Transferred from comments.

1) The function shown in the question does this:

price.return1 <- function(x) x[-length(x)] / x[-1] - 1  # similar to question

2) Index increasing in time It seems that the question is assuming that x[1] is the most recent point and x[length(x)] is the oldest point whereas the normal convention is that x[1] is the oldest point and x[length(n)] is the most recent, i.e. normally it is assumed that the index is increasing in time, so using this more usual convention it would be written like this:

price.return2 <- function(x) x[-1] / x[-length(x)] - 1 # assume index increasing in time

Example: To illustrate price.return2 with an example, suppose the prices are increasing 1, 2, 3, 4, 5 over time. Then we can write:

price.return2(1:5)
## [1] 1.0000000 0.5000000 0.3333333 0.2500000

so the return from 1 to 2 is 1 or 100%, the return from 2 to 3 is .5 or 50% and so on.

3) Same An alternate way to write it that is equivalent to price.return2 is:

price.return3 <- function(x) exp(diff(log(x))) - 1  # similar to price.return2

We can verify that price.return2 and price.return3 give similar answers for the input 1:5 like this:

all.equal(price.return2(1:5), price.return3(1:5))
## [1] TRUE

Note: that you might be interested in some of the functions in the zoo, xts, PerformanceAnalytics and quantmod packages. For even more see the Empirical Finance Task View .

Answer 2

One thing you should start getting used to is vectorization. The essence of R programming is using already built functions that are vectorized to help you out. For-looping in R isn't always the best choice especially if you can use vectors.

Also, you generally should provide data that can be easily replicated so that others can compare their results with you.

Well, welcome to R and here is a more efficient solution:

### always have replicable data at the beginning of your question
### this allows answers to verify that they are indeed doing what you want them to do
data <- data.frame(c(120.663499,122.047573,121.480003,
                     120.919998,121.059998,120.57,116.769997))
rownames(data) <- rev(seq(as.Date("2015/11/05"),as.Date("2015/11/11"),"days"))
colnames(data) <- "AAPL"

> data
               AAPL
2015-11-11 120.6635
2015-11-10 122.0476
2015-11-09 121.4800
2015-11-08 120.9200
2015-11-07 121.0600
2015-11-06 120.5700
2015-11-05 116.7700

### since your data is from newest to oldest, I have to switch them to oldest to newest
### this is the common convention used in finance. Also, packages like quantmod do this
### you can collect price data very quickly using quantmod

### its important to use rownames(data) that way the associated date stays with the price
data <- data[rev(rownames(data)),,drop=F]

> data
               AAPL
2015-11-05 116.7700
2015-11-06 120.5700
2015-11-07 121.0600
2015-11-08 120.9200
2015-11-09 121.4800
2015-11-10 122.0476
2015-11-11 120.6635

### we use the vectorized diff() function to calculate the difference between
### each consecutive price (Pt - Pt-1)
### we then divide that difference by the previous period's price
### in notation: (Pt-Pt-1)/Pt-1
res <- diff(data$AAPL)/data$AAPL[-length(data$AAPL)]
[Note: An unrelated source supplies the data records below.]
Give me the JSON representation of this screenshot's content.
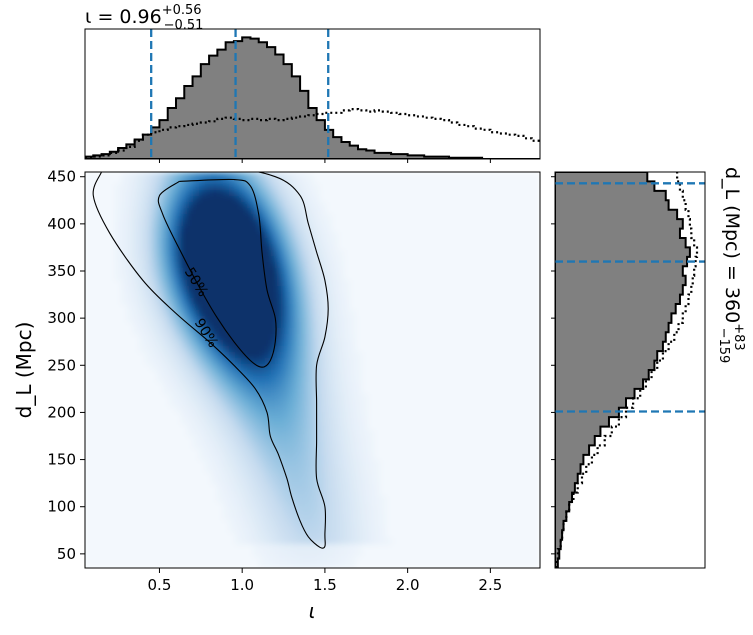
{
  "chart_data": [
    {
      "type": "heatmap",
      "panel": "joint",
      "xlabel": "ι",
      "ylabel": "d_L (Mpc)",
      "xlim": [
        0.05,
        2.8
      ],
      "ylim": [
        35,
        455
      ],
      "xticks": [
        0.5,
        1.0,
        1.5,
        2.0,
        2.5
      ],
      "xtick_labels": [
        "0.5",
        "1.0",
        "1.5",
        "2.0",
        "2.5"
      ],
      "yticks": [
        50,
        100,
        150,
        200,
        250,
        300,
        350,
        400,
        450
      ],
      "ytick_labels": [
        "50",
        "100",
        "150",
        "200",
        "250",
        "300",
        "350",
        "400",
        "450"
      ],
      "colormap": "Blues",
      "density_peaks": [
        {
          "x": 0.82,
          "y": 385,
          "weight": 1.0
        },
        {
          "x": 0.98,
          "y": 335,
          "weight": 0.85
        },
        {
          "x": 1.1,
          "y": 285,
          "weight": 0.45
        },
        {
          "x": 1.25,
          "y": 200,
          "weight": 0.22
        },
        {
          "x": 1.4,
          "y": 100,
          "weight": 0.12
        }
      ],
      "contours": [
        {
          "label": "50%",
          "label_at": {
            "x": 0.72,
            "y": 338
          },
          "points": [
            [
              0.62,
              445
            ],
            [
              0.95,
              447
            ],
            [
              1.05,
              440
            ],
            [
              1.1,
              410
            ],
            [
              1.12,
              370
            ],
            [
              1.15,
              330
            ],
            [
              1.2,
              300
            ],
            [
              1.2,
              275
            ],
            [
              1.17,
              255
            ],
            [
              1.12,
              248
            ],
            [
              1.05,
              255
            ],
            [
              0.95,
              275
            ],
            [
              0.85,
              300
            ],
            [
              0.75,
              330
            ],
            [
              0.63,
              370
            ],
            [
              0.52,
              410
            ],
            [
              0.5,
              430
            ],
            [
              0.62,
              445
            ]
          ]
        },
        {
          "label": "90%",
          "label_at": {
            "x": 0.78,
            "y": 284
          },
          "points": [
            [
              0.15,
              455
            ],
            [
              0.9,
              458
            ],
            [
              1.2,
              450
            ],
            [
              1.35,
              430
            ],
            [
              1.4,
              400
            ],
            [
              1.45,
              370
            ],
            [
              1.5,
              340
            ],
            [
              1.52,
              310
            ],
            [
              1.5,
              280
            ],
            [
              1.45,
              250
            ],
            [
              1.45,
              210
            ],
            [
              1.45,
              170
            ],
            [
              1.45,
              130
            ],
            [
              1.5,
              100
            ],
            [
              1.5,
              70
            ],
            [
              1.5,
              58
            ],
            [
              1.47,
              57
            ],
            [
              1.4,
              68
            ],
            [
              1.35,
              85
            ],
            [
              1.3,
              110
            ],
            [
              1.27,
              130
            ],
            [
              1.22,
              155
            ],
            [
              1.17,
              175
            ],
            [
              1.15,
              200
            ],
            [
              1.08,
              225
            ],
            [
              0.95,
              250
            ],
            [
              0.8,
              275
            ],
            [
              0.6,
              305
            ],
            [
              0.4,
              340
            ],
            [
              0.2,
              390
            ],
            [
              0.1,
              430
            ],
            [
              0.15,
              455
            ]
          ]
        }
      ]
    },
    {
      "type": "area",
      "panel": "top-marginal",
      "title": "ι = 0.96",
      "title_sup": "+0.56",
      "title_sub": "−0.51",
      "xlim": [
        0.05,
        2.8
      ],
      "bins_start": 0.05,
      "bin_width": 0.05,
      "series": [
        {
          "style": "filled-step",
          "values": [
            0.02,
            0.03,
            0.04,
            0.06,
            0.09,
            0.12,
            0.16,
            0.2,
            0.26,
            0.32,
            0.42,
            0.5,
            0.6,
            0.68,
            0.78,
            0.85,
            0.9,
            0.96,
            0.97,
            1.0,
            0.99,
            0.96,
            0.92,
            0.86,
            0.78,
            0.68,
            0.56,
            0.42,
            0.32,
            0.24,
            0.18,
            0.14,
            0.11,
            0.08,
            0.07,
            0.05,
            0.05,
            0.04,
            0.04,
            0.03,
            0.03,
            0.02,
            0.02,
            0.02,
            0.01,
            0.01,
            0.01,
            0.01,
            0.0,
            0.0,
            0.0,
            0.0,
            0.0,
            0.0,
            0.0
          ]
        },
        {
          "style": "dotted-step",
          "values": [
            0.01,
            0.02,
            0.03,
            0.05,
            0.07,
            0.1,
            0.15,
            0.2,
            0.22,
            0.24,
            0.26,
            0.27,
            0.28,
            0.29,
            0.3,
            0.31,
            0.33,
            0.34,
            0.33,
            0.32,
            0.33,
            0.32,
            0.33,
            0.32,
            0.33,
            0.34,
            0.35,
            0.36,
            0.37,
            0.38,
            0.38,
            0.4,
            0.41,
            0.4,
            0.39,
            0.4,
            0.39,
            0.38,
            0.37,
            0.36,
            0.35,
            0.34,
            0.33,
            0.32,
            0.3,
            0.28,
            0.27,
            0.25,
            0.24,
            0.22,
            0.21,
            0.2,
            0.19,
            0.17,
            0.15
          ]
        }
      ],
      "quantile_lines": [
        0.45,
        0.96,
        1.52
      ]
    },
    {
      "type": "area",
      "panel": "right-marginal",
      "title": "d_L (Mpc) = 360",
      "title_sup": "+83",
      "title_sub": "−159",
      "ylim": [
        35,
        455
      ],
      "bins_start": 35,
      "bin_width": 10,
      "series": [
        {
          "style": "filled-step",
          "values": [
            0.02,
            0.03,
            0.04,
            0.05,
            0.06,
            0.08,
            0.1,
            0.12,
            0.14,
            0.16,
            0.18,
            0.2,
            0.24,
            0.28,
            0.32,
            0.38,
            0.45,
            0.5,
            0.56,
            0.62,
            0.66,
            0.7,
            0.72,
            0.76,
            0.78,
            0.8,
            0.82,
            0.85,
            0.88,
            0.9,
            0.92,
            0.9,
            0.93,
            0.95,
            0.92,
            0.88,
            0.9,
            0.86,
            0.8,
            0.78,
            0.7,
            0.65
          ]
        },
        {
          "style": "dotted-step",
          "values": [
            0.01,
            0.02,
            0.04,
            0.05,
            0.06,
            0.08,
            0.1,
            0.13,
            0.16,
            0.19,
            0.22,
            0.26,
            0.3,
            0.35,
            0.4,
            0.45,
            0.5,
            0.55,
            0.6,
            0.64,
            0.68,
            0.72,
            0.76,
            0.8,
            0.84,
            0.87,
            0.9,
            0.92,
            0.94,
            0.96,
            0.97,
            0.98,
            0.99,
            1.0,
            0.98,
            0.96,
            0.95,
            0.94,
            0.92,
            0.9,
            0.88,
            0.86
          ]
        }
      ],
      "quantile_lines": [
        201,
        360,
        443
      ]
    }
  ]
}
### Now I am just putting this in the data frame to show you how it might look
### in something in excel
res <- data.frame(data,"Returns"=c(NA,res))
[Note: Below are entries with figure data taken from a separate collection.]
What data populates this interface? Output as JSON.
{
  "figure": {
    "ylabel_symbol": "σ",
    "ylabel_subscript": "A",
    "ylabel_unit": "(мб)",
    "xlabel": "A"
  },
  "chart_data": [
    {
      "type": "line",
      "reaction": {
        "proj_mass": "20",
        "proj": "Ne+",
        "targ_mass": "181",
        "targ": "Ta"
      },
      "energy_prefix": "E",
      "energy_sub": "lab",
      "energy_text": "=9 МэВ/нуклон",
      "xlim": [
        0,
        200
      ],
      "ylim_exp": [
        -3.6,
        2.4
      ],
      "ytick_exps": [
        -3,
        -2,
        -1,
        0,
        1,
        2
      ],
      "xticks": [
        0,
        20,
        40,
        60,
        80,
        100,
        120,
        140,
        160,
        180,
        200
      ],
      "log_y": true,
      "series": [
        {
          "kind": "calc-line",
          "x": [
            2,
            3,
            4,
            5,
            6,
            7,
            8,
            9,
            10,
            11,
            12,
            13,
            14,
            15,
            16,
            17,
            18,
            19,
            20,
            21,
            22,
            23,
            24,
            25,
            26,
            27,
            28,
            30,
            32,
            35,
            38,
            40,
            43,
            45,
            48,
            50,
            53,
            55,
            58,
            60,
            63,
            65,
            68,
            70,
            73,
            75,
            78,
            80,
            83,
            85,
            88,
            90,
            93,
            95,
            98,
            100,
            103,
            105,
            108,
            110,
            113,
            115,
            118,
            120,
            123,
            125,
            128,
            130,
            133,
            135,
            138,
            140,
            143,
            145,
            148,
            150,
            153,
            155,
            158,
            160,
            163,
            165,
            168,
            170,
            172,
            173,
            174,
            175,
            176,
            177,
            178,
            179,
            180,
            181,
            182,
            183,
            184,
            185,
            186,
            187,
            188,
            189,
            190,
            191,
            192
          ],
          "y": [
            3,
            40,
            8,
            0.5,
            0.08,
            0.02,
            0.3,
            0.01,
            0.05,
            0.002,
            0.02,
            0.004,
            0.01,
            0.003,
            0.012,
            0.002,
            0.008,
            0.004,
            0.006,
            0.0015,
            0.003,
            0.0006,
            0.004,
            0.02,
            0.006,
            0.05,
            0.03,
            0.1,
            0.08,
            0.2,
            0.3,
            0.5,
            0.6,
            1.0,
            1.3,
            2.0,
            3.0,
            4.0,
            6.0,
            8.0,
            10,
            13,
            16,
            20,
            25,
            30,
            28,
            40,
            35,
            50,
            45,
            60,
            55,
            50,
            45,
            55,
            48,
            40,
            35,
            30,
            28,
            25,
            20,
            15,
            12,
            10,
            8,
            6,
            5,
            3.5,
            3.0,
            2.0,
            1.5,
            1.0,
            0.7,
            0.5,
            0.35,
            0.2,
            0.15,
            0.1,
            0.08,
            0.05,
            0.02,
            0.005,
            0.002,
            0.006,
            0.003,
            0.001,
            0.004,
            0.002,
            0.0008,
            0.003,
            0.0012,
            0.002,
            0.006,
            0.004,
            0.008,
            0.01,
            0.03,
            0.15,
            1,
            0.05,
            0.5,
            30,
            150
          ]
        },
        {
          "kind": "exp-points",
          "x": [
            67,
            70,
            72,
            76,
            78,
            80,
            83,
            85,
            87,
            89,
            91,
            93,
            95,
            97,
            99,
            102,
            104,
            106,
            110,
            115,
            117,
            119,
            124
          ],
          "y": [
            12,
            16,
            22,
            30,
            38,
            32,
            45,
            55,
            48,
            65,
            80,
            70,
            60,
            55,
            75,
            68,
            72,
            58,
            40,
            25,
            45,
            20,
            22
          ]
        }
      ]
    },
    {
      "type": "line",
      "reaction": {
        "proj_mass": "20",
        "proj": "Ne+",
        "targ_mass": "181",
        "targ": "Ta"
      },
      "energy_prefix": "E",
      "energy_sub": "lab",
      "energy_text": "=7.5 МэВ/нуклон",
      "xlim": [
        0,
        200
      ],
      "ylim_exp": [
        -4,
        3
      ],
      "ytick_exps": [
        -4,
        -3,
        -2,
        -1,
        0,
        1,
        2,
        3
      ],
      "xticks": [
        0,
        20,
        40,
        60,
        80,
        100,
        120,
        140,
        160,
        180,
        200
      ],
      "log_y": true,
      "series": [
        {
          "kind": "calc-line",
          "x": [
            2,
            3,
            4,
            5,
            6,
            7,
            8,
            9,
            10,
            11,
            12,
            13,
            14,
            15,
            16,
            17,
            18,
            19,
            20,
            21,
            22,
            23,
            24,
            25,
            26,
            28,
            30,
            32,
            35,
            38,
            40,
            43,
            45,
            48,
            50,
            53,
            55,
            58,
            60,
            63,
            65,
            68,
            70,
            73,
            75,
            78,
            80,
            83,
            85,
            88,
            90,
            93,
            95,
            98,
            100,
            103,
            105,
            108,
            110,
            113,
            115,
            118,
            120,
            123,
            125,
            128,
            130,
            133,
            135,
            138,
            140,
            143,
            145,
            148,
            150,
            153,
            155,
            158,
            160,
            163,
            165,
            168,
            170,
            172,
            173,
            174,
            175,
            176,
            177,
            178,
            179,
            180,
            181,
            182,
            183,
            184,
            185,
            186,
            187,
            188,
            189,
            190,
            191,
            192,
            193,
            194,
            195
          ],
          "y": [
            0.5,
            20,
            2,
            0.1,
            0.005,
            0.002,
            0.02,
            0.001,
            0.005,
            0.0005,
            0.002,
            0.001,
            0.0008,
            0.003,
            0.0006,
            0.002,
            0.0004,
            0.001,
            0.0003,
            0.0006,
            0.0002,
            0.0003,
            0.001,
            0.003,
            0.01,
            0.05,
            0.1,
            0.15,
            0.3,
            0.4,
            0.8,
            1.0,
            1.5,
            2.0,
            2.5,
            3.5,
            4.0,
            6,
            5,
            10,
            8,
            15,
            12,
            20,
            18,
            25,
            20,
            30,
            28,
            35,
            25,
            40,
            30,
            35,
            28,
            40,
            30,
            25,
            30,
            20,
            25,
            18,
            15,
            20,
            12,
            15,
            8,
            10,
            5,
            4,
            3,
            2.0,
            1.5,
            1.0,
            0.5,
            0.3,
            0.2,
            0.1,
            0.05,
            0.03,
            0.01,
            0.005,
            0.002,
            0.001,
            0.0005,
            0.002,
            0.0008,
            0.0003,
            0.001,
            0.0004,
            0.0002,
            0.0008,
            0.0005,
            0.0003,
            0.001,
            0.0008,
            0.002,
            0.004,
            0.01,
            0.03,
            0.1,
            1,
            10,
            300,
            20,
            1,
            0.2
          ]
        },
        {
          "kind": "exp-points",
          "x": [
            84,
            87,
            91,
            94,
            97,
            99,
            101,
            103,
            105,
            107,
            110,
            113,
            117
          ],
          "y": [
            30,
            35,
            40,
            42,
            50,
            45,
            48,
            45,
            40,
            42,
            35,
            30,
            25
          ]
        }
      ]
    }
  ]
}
I hope this helps. And if you are looking to continue to do this kind of work in R with financial prices, I strongly suggest learning to code in a fashion similar to this. Vectorization is super important. For-loops are generally the last thing you want to use. As data sets get bigger, your code gets exponentially slower.

Answer 3

Someone may provide a cleaner solution, but hopefully this is at least a bit useful:

price.return <- function(mydata) {
  for (i in 1:length(mydata)-1) {
    mydata[i] <- mydata[i] / mydata[i+1] - 1
  }
  return(mydata[1:(length(mydata) - 1)])
}

1. The main thing is use return() to return a value at the end of a function - this will stop you needing to create returnarray().
2. I don't think you need to initialise your variables, although there's certainly no harm, and it may be good practice.